L’objet créé est un double virtuel, un avatar, d’une marionnette construite par Paola Huitron avec du fil de fer. Au moyen d’une manette et d’un casque de réalité augmentée, la marionnettiste a appris à manipuler la marionnette intangible. «Je dois activer la marionnette à distance, à partir d’un objet, soit la manette, un peu comme on le fait avec une marionnette à fils qu’on actionne aussi sans la toucher», explique la marionnettiste, qui a développé une grammaire gestuelle – une sorte de chorégraphie propre à la marionnette-avatar.

La marionnette a plus de possibilités que son pendant du jeu vidéo. «Contrairement à l’avatar, qui ne peut exécuter qu’une série d’actions limitée – marcher, sauter, courir ou frapper, par exemple –, la marionnette peut être contrôlée pour marcher de différentes manières», explique Paola Huitron. L’intention, aussi, est différente. «Le jeu vidéo étant programmé à l’avance, l’objectif pour les joueurs est d’abord de finir le jeu, note l’étudiante. Le ou la marionnettiste fait bouger sa marionnette dans l’idée de créer.»

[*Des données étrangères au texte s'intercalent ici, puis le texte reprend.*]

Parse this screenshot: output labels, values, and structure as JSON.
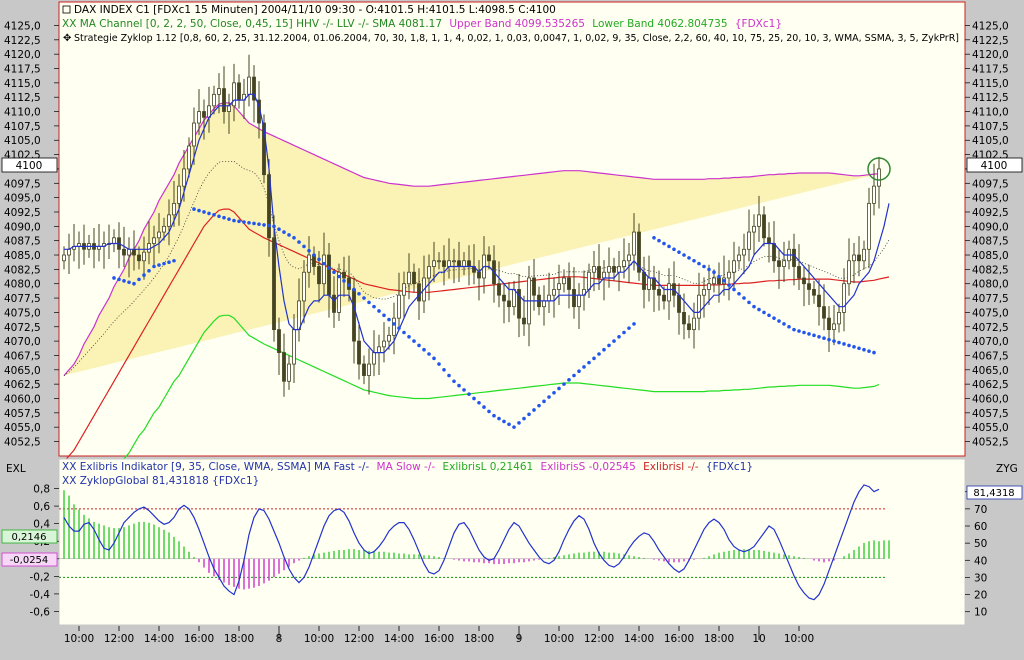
{
  "colors": {
    "background": "#fffff2",
    "frame": "#c8c8c8",
    "band_fill": "#fbf3b6",
    "upper_band": "#cc33cc",
    "lower_band": "#22dd22",
    "sma": "#dd2222",
    "ma_fast": "#2233cc",
    "zyklop_dots": "#2255ee",
    "hist_pos": "#33cc33",
    "hist_neg": "#cc33cc",
    "ref_upper": "#cc2222",
    "ref_lower": "#119911",
    "candle": "#444422",
    "price_flag": "#ffffff",
    "highlight_circle": "#338833"
  },
  "legend": {
    "line1": "DAX INDEX C1 [FDXc1  15 Minuten] 2004/11/10 09:30 - O:4101.5 H:4101.5 L:4098.5 C:4100",
    "line2_a": "XX MA Channel [0, 2, 2, 50, Close, 0,45, 15] HHV -/- LLV -/- SMA 4081.17",
    "line2_b": "Upper Band 4099.535265",
    "line2_c": "Lower Band 4062.804735",
    "line2_d": "{FDXc1}",
    "line3": "Strategie Zyklop 1.12 [0,8, 60, 2, 25, 31.12.2004, 01.06.2004, 70, 30, 1,8, 1, 1, 4, 0,02, 1, 0,03, 0,0047, 1, 0,02, 9, 35, Close, 2,2, 60, 40, 10, 75, 25, 20, 10, 3, WMA, SSMA, 3, 5, ZykPrR]",
    "lower1_a": "XX Exlibris Indikator [9, 35, Close, WMA, SSMA] MA Fast -/-",
    "lower1_b": "MA Slow -/-",
    "lower1_c": "ExlibrisL 0,21461",
    "lower1_d": "ExlibrisS -0,02545",
    "lower1_e": "Exlibrisl -/-",
    "lower1_f": "{FDXc1}",
    "lower2": "XX ZyklopGlobal 81,431818 {FDXc1}"
  },
  "labels": {
    "left_pane": "EXL",
    "right_pane": "ZYG",
    "current_price": "4100",
    "exl_pos": "0,2146",
    "exl_neg": "-0,0254",
    "zyg_value": "81,4318"
  },
  "chart_data": [
    {
      "type": "candlestick",
      "x_ticks": [
        "10:00",
        "12:00",
        "14:00",
        "16:00",
        "18:00",
        "8",
        "10:00",
        "12:00",
        "14:00",
        "16:00",
        "18:00",
        "9",
        "10:00",
        "12:00",
        "14:00",
        "16:00",
        "18:00",
        "10",
        "10:00"
      ],
      "y_ticks": [
        "4125,0",
        "4122,5",
        "4120,0",
        "4117,5",
        "4115,0",
        "4112,5",
        "4110,0",
        "4107,5",
        "4105,0",
        "4102,5",
        "4100",
        "4097,5",
        "4095,0",
        "4092,5",
        "4090,0",
        "4087,5",
        "4085,0",
        "4082,5",
        "4080,0",
        "4077,5",
        "4075,0",
        "4072,5",
        "4070,0",
        "4067,5",
        "4065,0",
        "4062,5",
        "4060,0",
        "4057,5",
        "4055,0",
        "4052,5"
      ],
      "ylim": [
        4050.5,
        4127
      ],
      "n_bars": 164,
      "last_bar": {
        "open": 4101.5,
        "high": 4101.5,
        "low": 4098.5,
        "close": 4100
      },
      "close": [
        4085,
        4086,
        4086.5,
        4087,
        4086,
        4087,
        4086,
        4086.5,
        4087,
        4087,
        4088,
        4086,
        4085,
        4086,
        4085,
        4084,
        4085.5,
        4087,
        4088,
        4089,
        4090,
        4092,
        4094,
        4097,
        4100,
        4104,
        4108,
        4110,
        4109,
        4111,
        4113,
        4114,
        4110,
        4111,
        4115,
        4112,
        4113,
        4116,
        4112,
        4108,
        4099,
        4088,
        4072,
        4068,
        4063,
        4066,
        4072,
        4077,
        4082,
        4085,
        4083,
        4080,
        4085,
        4078,
        4075,
        4082,
        4081,
        4079,
        4070,
        4066,
        4064,
        4066,
        4068,
        4069,
        4070,
        4071,
        4074,
        4078,
        4080,
        4082,
        4080,
        4077,
        4081,
        4083,
        4084,
        4084,
        4083,
        4084,
        4084,
        4083,
        4084,
        4083,
        4082,
        4081,
        4085,
        4084,
        4080,
        4078,
        4077,
        4076,
        4079,
        4074,
        4073,
        4081,
        4078,
        4076,
        4077,
        4078,
        4079,
        4080,
        4081,
        4079,
        4076,
        4078,
        4079,
        4082,
        4083,
        4081,
        4082,
        4083,
        4082,
        4083,
        4084,
        4085,
        4089,
        4082,
        4079,
        4081,
        4079,
        4078,
        4077,
        4080,
        4078,
        4075,
        4073,
        4072,
        4074,
        4078,
        4079,
        4080,
        4081,
        4080,
        4081,
        4082,
        4084,
        4085,
        4086,
        4089,
        4090,
        4092,
        4088,
        4087,
        4084,
        4083,
        4084,
        4086,
        4083,
        4081,
        4080,
        4079,
        4078,
        4076,
        4074,
        4072,
        4073,
        4075,
        4080,
        4084,
        4085,
        4084,
        4086,
        4094,
        4097,
        4100
      ],
      "ma_fast": [
        4086,
        4086,
        4086.5,
        4086.5,
        4086.5,
        4086.5,
        4086.5,
        4086.5,
        4086.5,
        4087,
        4087,
        4087,
        4086.5,
        4086,
        4086,
        4086,
        4086,
        4086,
        4086.5,
        4087,
        4088,
        4089,
        4091,
        4093,
        4096,
        4099,
        4102,
        4105,
        4107,
        4109,
        4110,
        4111,
        4111,
        4111,
        4112,
        4112,
        4112,
        4113,
        4113,
        4111,
        4107,
        4100,
        4090,
        4083,
        4077,
        4073,
        4072,
        4072,
        4074,
        4076,
        4077,
        4077,
        4078,
        4078,
        4077,
        4078,
        4078,
        4078,
        4076,
        4073,
        4070,
        4069,
        4068,
        4068,
        4068,
        4069,
        4070,
        4072,
        4074,
        4076,
        4077,
        4078,
        4079,
        4080,
        4081,
        4082,
        4082,
        4083,
        4083,
        4083,
        4083,
        4083,
        4083,
        4082,
        4083,
        4083,
        4082,
        4081,
        4080,
        4079,
        4079,
        4078,
        4077,
        4077,
        4077,
        4077,
        4077,
        4077,
        4077,
        4078,
        4078,
        4078,
        4078,
        4078,
        4078,
        4079,
        4080,
        4080,
        4081,
        4081,
        4081,
        4082,
        4082,
        4083,
        4084,
        4083,
        4082,
        4081,
        4081,
        4080,
        4079,
        4079,
        4079,
        4078,
        4077,
        4076,
        4075,
        4075,
        4076,
        4077,
        4078,
        4078,
        4079,
        4079,
        4080,
        4081,
        4082,
        4083,
        4085,
        4086,
        4087,
        4087,
        4087,
        4086,
        4085,
        4085,
        4085,
        4084,
        4083,
        4082,
        4081,
        4080,
        4079,
        4078,
        4077,
        4076,
        4076,
        4077,
        4078,
        4080,
        4081,
        4082,
        4084,
        4087,
        4090,
        4094
      ],
      "sma_line": [
        4049,
        4050,
        4051,
        4052.5,
        4054,
        4055.5,
        4057,
        4058.5,
        4060,
        4061.5,
        4063,
        4064.5,
        4066,
        4067.5,
        4069,
        4070.5,
        4072,
        4073.5,
        4075,
        4076.5,
        4078,
        4079.5,
        4081,
        4082.5,
        4084,
        4085.5,
        4087,
        4088.5,
        4090,
        4091,
        4092,
        4092.8,
        4093,
        4093,
        4092.5,
        4091.5,
        4090.5,
        4089.5,
        4089,
        4088.5,
        4088,
        4087.6,
        4087.2,
        4086.8,
        4086.4,
        4086,
        4085.6,
        4085.2,
        4084.8,
        4084.4,
        4084,
        4083.6,
        4083.2,
        4082.8,
        4082.4,
        4082,
        4081.6,
        4081.2,
        4080.8,
        4080.4,
        4080,
        4079.8,
        4079.6,
        4079.4,
        4079.2,
        4079,
        4078.9,
        4078.8,
        4078.7,
        4078.6,
        4078.5,
        4078.5,
        4078.5,
        4078.5,
        4078.6,
        4078.7,
        4078.8,
        4078.9,
        4079,
        4079.1,
        4079.2,
        4079.3,
        4079.4,
        4079.5,
        4079.6,
        4079.7,
        4079.8,
        4079.9,
        4080,
        4080.1,
        4080.2,
        4080.3,
        4080.4,
        4080.5,
        4080.6,
        4080.7,
        4080.8,
        4080.9,
        4081,
        4081.1,
        4081.2,
        4081.2,
        4081.2,
        4081.2,
        4081.1,
        4081,
        4080.9,
        4080.8,
        4080.7,
        4080.6,
        4080.5,
        4080.4,
        4080.3,
        4080.2,
        4080.1,
        4080,
        4079.9,
        4079.8,
        4079.7,
        4079.7,
        4079.7,
        4079.7,
        4079.7,
        4079.7,
        4079.7,
        4079.7,
        4079.7,
        4079.7,
        4079.7,
        4079.8,
        4079.8,
        4079.8,
        4079.9,
        4079.9,
        4080,
        4080,
        4080.1,
        4080.1,
        4080.2,
        4080.3,
        4080.4,
        4080.5,
        4080.5,
        4080.6,
        4080.6,
        4080.7,
        4080.7,
        4080.8,
        4080.8,
        4080.8,
        4080.8,
        4080.8,
        4080.8,
        4080.8,
        4080.7,
        4080.6,
        4080.5,
        4080.4,
        4080.3,
        4080.3,
        4080.4,
        4080.5,
        4080.6,
        4080.8,
        4081,
        4081.17
      ],
      "band_half_width": [
        15,
        15,
        15,
        15,
        15.5,
        15.5,
        15.5,
        16,
        16,
        16,
        16.5,
        16.5,
        16.5,
        17,
        17,
        17,
        17.5,
        17.5,
        17.5,
        18,
        18,
        18,
        18,
        18.5,
        18.5,
        18.5,
        18.5,
        18.5,
        18.5,
        18.5,
        18.5,
        18.5,
        18.5,
        18.5,
        18.5,
        18.5,
        18.5,
        18.5,
        18.5,
        18.5,
        18.5,
        18.5,
        18.5,
        18.5,
        18.5,
        18.5,
        18.5,
        18.5,
        18.5,
        18.5,
        18.5,
        18.5,
        18.5,
        18.5,
        18.5,
        18.5,
        18.5,
        18.5,
        18.5,
        18.5,
        18.5,
        18.5,
        18.5,
        18.5,
        18.5,
        18.5,
        18.5,
        18.5,
        18.5,
        18.5,
        18.5,
        18.5,
        18.5,
        18.5,
        18.5,
        18.5,
        18.5,
        18.5,
        18.5,
        18.5,
        18.5,
        18.5,
        18.5,
        18.5,
        18.5,
        18.5,
        18.5,
        18.5,
        18.5,
        18.5,
        18.5,
        18.5,
        18.5,
        18.5,
        18.5,
        18.5,
        18.5,
        18.5,
        18.5,
        18.5,
        18.5,
        18.5,
        18.5,
        18.5,
        18.5,
        18.5,
        18.5,
        18.5,
        18.5,
        18.5,
        18.5,
        18.5,
        18.5,
        18.5,
        18.5,
        18.5,
        18.5,
        18.5,
        18.5,
        18.5,
        18.5,
        18.5,
        18.5,
        18.5,
        18.5,
        18.5,
        18.5,
        18.5,
        18.5,
        18.5,
        18.5,
        18.5,
        18.5,
        18.5,
        18.5,
        18.5,
        18.5,
        18.5,
        18.5,
        18.5,
        18.5,
        18.5,
        18.5,
        18.5,
        18.5,
        18.5,
        18.5,
        18.5,
        18.5,
        18.5,
        18.5,
        18.5,
        18.5,
        18.5,
        18.5,
        18.5,
        18.5,
        18.5,
        18.5,
        18.5,
        18.5,
        18.5,
        18.5,
        18.37
      ],
      "zyklop_dots": [
        [
          10,
          4081
        ],
        [
          14,
          4080
        ],
        [
          18,
          4083
        ],
        [
          22,
          4084
        ],
        [
          26,
          4093
        ],
        [
          30,
          4092
        ],
        [
          34,
          4091
        ],
        [
          38,
          4090.5
        ],
        [
          42,
          4090
        ],
        [
          46,
          4088
        ],
        [
          50,
          4085
        ],
        [
          54,
          4082
        ],
        [
          58,
          4079
        ],
        [
          62,
          4076
        ],
        [
          66,
          4073
        ],
        [
          70,
          4070
        ],
        [
          74,
          4067
        ],
        [
          78,
          4063
        ],
        [
          82,
          4060
        ],
        [
          86,
          4057
        ],
        [
          90,
          4055
        ],
        [
          94,
          4058
        ],
        [
          98,
          4061
        ],
        [
          102,
          4064
        ],
        [
          106,
          4067
        ],
        [
          110,
          4070
        ],
        [
          114,
          4073
        ],
        [
          118,
          4088
        ],
        [
          122,
          4086
        ],
        [
          126,
          4084
        ],
        [
          130,
          4082
        ],
        [
          134,
          4079
        ],
        [
          138,
          4076
        ],
        [
          142,
          4074
        ],
        [
          146,
          4072
        ],
        [
          150,
          4071
        ],
        [
          154,
          4070
        ],
        [
          158,
          4069
        ],
        [
          162,
          4068
        ]
      ],
      "series": [
        {
          "name": "Upper Band",
          "value": 4099.535265
        },
        {
          "name": "Lower Band",
          "value": 4062.804735
        },
        {
          "name": "SMA",
          "value": 4081.17
        }
      ]
    },
    {
      "type": "histogram",
      "pane": "EXL",
      "y_ticks": [
        "0,8",
        "0,6",
        "0,4",
        "0,2",
        "0",
        "-0,2",
        "-0,4",
        "-0,6"
      ],
      "ylim": [
        -0.72,
        0.92
      ],
      "series": [
        {
          "name": "ExlibrisL",
          "value": 0.21461
        },
        {
          "name": "ExlibrisS",
          "value": -0.02545
        }
      ],
      "values": [
        0.78,
        0.72,
        0.62,
        0.56,
        0.5,
        0.46,
        0.42,
        0.4,
        0.38,
        0.36,
        0.35,
        0.35,
        0.36,
        0.38,
        0.4,
        0.42,
        0.42,
        0.41,
        0.39,
        0.36,
        0.33,
        0.3,
        0.25,
        0.2,
        0.14,
        0.08,
        0.02,
        -0.04,
        -0.1,
        -0.16,
        -0.2,
        -0.24,
        -0.27,
        -0.3,
        -0.32,
        -0.34,
        -0.35,
        -0.34,
        -0.33,
        -0.31,
        -0.28,
        -0.25,
        -0.21,
        -0.17,
        -0.13,
        -0.09,
        -0.05,
        -0.02,
        0.01,
        0.03,
        0.05,
        0.06,
        0.07,
        0.08,
        0.09,
        0.1,
        0.1,
        0.11,
        0.11,
        0.1,
        0.1,
        0.09,
        0.09,
        0.08,
        0.08,
        0.07,
        0.07,
        0.06,
        0.06,
        0.05,
        0.05,
        0.05,
        0.04,
        0.04,
        0.03,
        0.02,
        0.01,
        0,
        -0.01,
        -0.02,
        -0.03,
        -0.03,
        -0.04,
        -0.04,
        -0.05,
        -0.05,
        -0.06,
        -0.06,
        -0.06,
        -0.05,
        -0.05,
        -0.04,
        -0.04,
        -0.03,
        -0.02,
        -0.01,
        0,
        0.01,
        0.02,
        0.03,
        0.04,
        0.05,
        0.06,
        0.07,
        0.07,
        0.08,
        0.08,
        0.08,
        0.08,
        0.07,
        0.07,
        0.06,
        0.05,
        0.04,
        0.03,
        0.02,
        0.01,
        0,
        -0.01,
        -0.02,
        -0.03,
        -0.04,
        -0.04,
        -0.04,
        -0.03,
        -0.02,
        -0.01,
        0,
        0.01,
        0.03,
        0.05,
        0.07,
        0.08,
        0.09,
        0.1,
        0.1,
        0.11,
        0.11,
        0.1,
        0.1,
        0.09,
        0.08,
        0.07,
        0.06,
        0.05,
        0.04,
        0.03,
        0.02,
        0.01,
        0,
        -0.02,
        -0.03,
        -0.04,
        -0.03,
        -0.02,
        0,
        0.03,
        0.06,
        0.1,
        0.14,
        0.18,
        0.2,
        0.21,
        0.2,
        0.21,
        0.21
      ]
    },
    {
      "type": "line",
      "pane": "ZYG",
      "y_ticks": [
        "80",
        "70",
        "60",
        "50",
        "40",
        "30",
        "20",
        "10"
      ],
      "ylim": [
        4,
        88
      ],
      "reference_lines": [
        70,
        30
      ],
      "series": [
        {
          "name": "ZyklopGlobal",
          "value": 81.431818
        }
      ],
      "values": [
        65,
        60,
        57,
        57,
        61,
        62,
        58,
        52,
        47,
        46,
        50,
        56,
        62,
        65,
        68,
        70,
        71,
        69,
        66,
        63,
        61,
        62,
        65,
        70,
        72,
        70,
        65,
        58,
        50,
        42,
        35,
        30,
        25,
        22,
        20,
        28,
        40,
        55,
        65,
        70,
        69,
        64,
        57,
        50,
        42,
        35,
        30,
        27,
        30,
        36,
        44,
        52,
        60,
        66,
        69,
        70,
        68,
        63,
        56,
        50,
        46,
        44,
        45,
        48,
        52,
        57,
        60,
        62,
        62,
        58,
        52,
        45,
        38,
        33,
        32,
        34,
        40,
        48,
        56,
        61,
        62,
        58,
        52,
        46,
        42,
        40,
        41,
        46,
        52,
        58,
        62,
        60,
        55,
        50,
        46,
        42,
        39,
        38,
        40,
        45,
        52,
        58,
        63,
        66,
        64,
        58,
        50,
        44,
        40,
        37,
        36,
        38,
        42,
        47,
        51,
        54,
        56,
        55,
        51,
        46,
        42,
        38,
        35,
        33,
        35,
        40,
        46,
        52,
        58,
        62,
        64,
        62,
        58,
        52,
        48,
        46,
        45,
        46,
        48,
        52,
        56,
        60,
        58,
        52,
        45,
        38,
        31,
        25,
        21,
        18,
        17,
        20,
        26,
        34,
        42,
        50,
        58,
        66,
        74,
        80,
        84,
        83,
        80,
        81.43
      ]
    }
  ]
}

La marionnette virtuelle conçue par Paola Huitron est sans visage. «En faisant ce choix esthétique, je veux arriver à l’essence du mouvement», dit-elle. Selon la chercheuse, les personnages naissent de l’interaction mécanique et sensorielle entre le ou la marionnettiste (le sujet) et la marionnette (l’objet) par le même processus qui permet à toute matière de devenir marionnette.  «C’est l’artiste qui donne une âme à la marionnette», précise-t-elle.

Pour «donner vie» à la marionnette, Paola Huitron a puisé son inspiration dans le mythe grec d’Icare. Icare est ce jeune homme prisonnier d’un labyrinthe avec son père, qui a l’idée de fabriquer des ailes en cire pour recouvrer la liberté. Porté par son impulsivité et sa joie de voler, Icare oublie que ses ailes vont fondre au soleil, ce qui lui est fatal. «Ce qui m’intéresse dans le personnage d’Icare, c’est l’idée qu’il incarne, le temps qu’il vole comme l’oiseau, quelqu’un qu’il n’est pas, il explore une autre identité», commente la marionnettiste, qui se sert du mythe pour donner une intention à sa marionnette.

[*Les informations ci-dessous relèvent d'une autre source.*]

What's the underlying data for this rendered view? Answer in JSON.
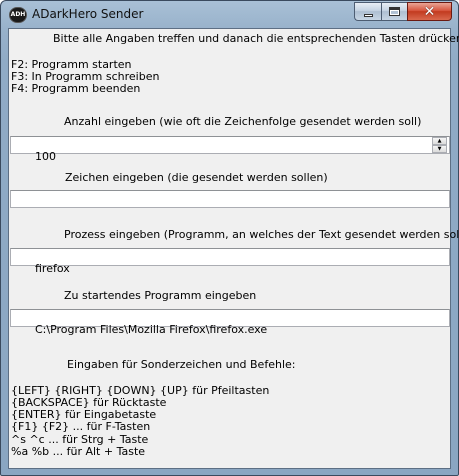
{
  "window": {
    "title": "ADarkHero Sender",
    "icon_text": "ADH"
  },
  "intro": {
    "instruction": "Bitte alle Angaben treffen und danach die entsprechenden Tasten drücken!",
    "hotkeys": [
      "F2: Programm starten",
      "F3: In Programm schreiben",
      "F4: Programm beenden"
    ]
  },
  "count": {
    "label": "Anzahl eingeben (wie oft die Zeichenfolge gesendet werden soll)",
    "value": "100"
  },
  "characters": {
    "label": "Zeichen eingeben (die gesendet werden sollen)",
    "value": ""
  },
  "process": {
    "label": "Prozess eingeben (Programm, an welches der Text gesendet werden soll)",
    "value": "firefox"
  },
  "program": {
    "label": "Zu startendes Programm eingeben",
    "value": "C:\\Program Files\\Mozilla Firefox\\firefox.exe"
  },
  "help": {
    "heading": "Eingaben für Sonderzeichen und Befehle:",
    "lines": [
      "{LEFT} {RIGHT} {DOWN} {UP} für Pfeiltasten",
      "{BACKSPACE} für Rücktaste",
      "{ENTER} für Eingabetaste",
      "{F1} {F2} ... für F-Tasten",
      "^s ^c ... für Strg + Taste",
      "%a %b ... für Alt + Taste"
    ]
  },
  "icons": {
    "minimize": "minimize-icon",
    "maximize": "maximize-icon",
    "close": "close-icon",
    "spin_up": "spin-up-icon",
    "spin_down": "spin-down-icon"
  },
  "colors": {
    "titlebar": "#98b2cb",
    "close_button": "#c23a1f",
    "client_background": "#f0f0f0"
  }
}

Le contexte de la pandémie a contribué à l’émergence de son projet. «Étant donné que la marionnette est un art traditionnel, il y avait une résistance auparavant à travailler avec les nouvelles technologies», observe-t-elle. Les marionnettistes, qui doivent être très proches les uns des autres pour bien faire leur travail, pourraient difficilement œuvrer sur scène en respectant la distanciation sociale. D’où l’intérêt de se tourner vers la création virtuelle.

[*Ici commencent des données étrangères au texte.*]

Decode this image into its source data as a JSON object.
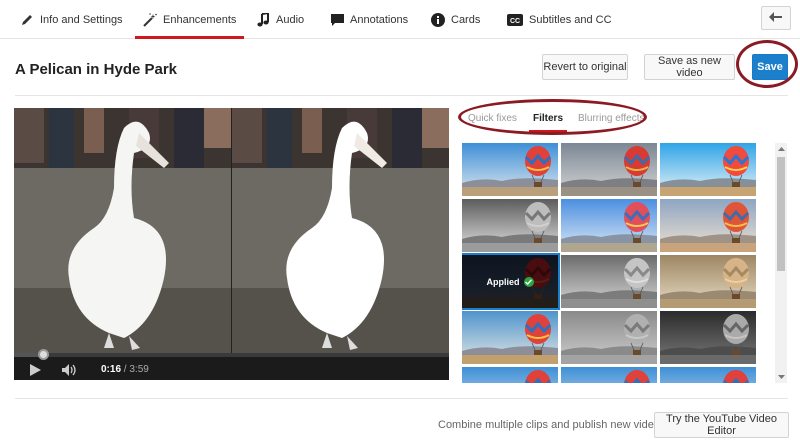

De nouveaux dispositifs médiatiques et numériques peuvent, par ailleurs, amener de nouveaux publics à s’intéresser au théâtre de marionnettes, croit la chercheuse. «L’utilisation des technologies peut être un bon moyen pour rejoindre les adolescents et susciter leur intérêt envers la marionnette.»

Dans le cadre d’une conférence-démonstration intitulée Au seuil d’Icare, la marionnettiste partagera ses observations et ses réflexions issues de nombreux laboratoires d’expérimentation de la marionnette virtuelle. «La démonstration pourrait donner des outils à d’autres marionnettistes et les aider à comprendre comment ils ou elles peuvent travailler avec différentes matières sans perdre leur essence», croit Paola Huitron. L’événement en ligne aura lieu sur la plateforme Zoom le 26 novembre prochain, à 12 h 30.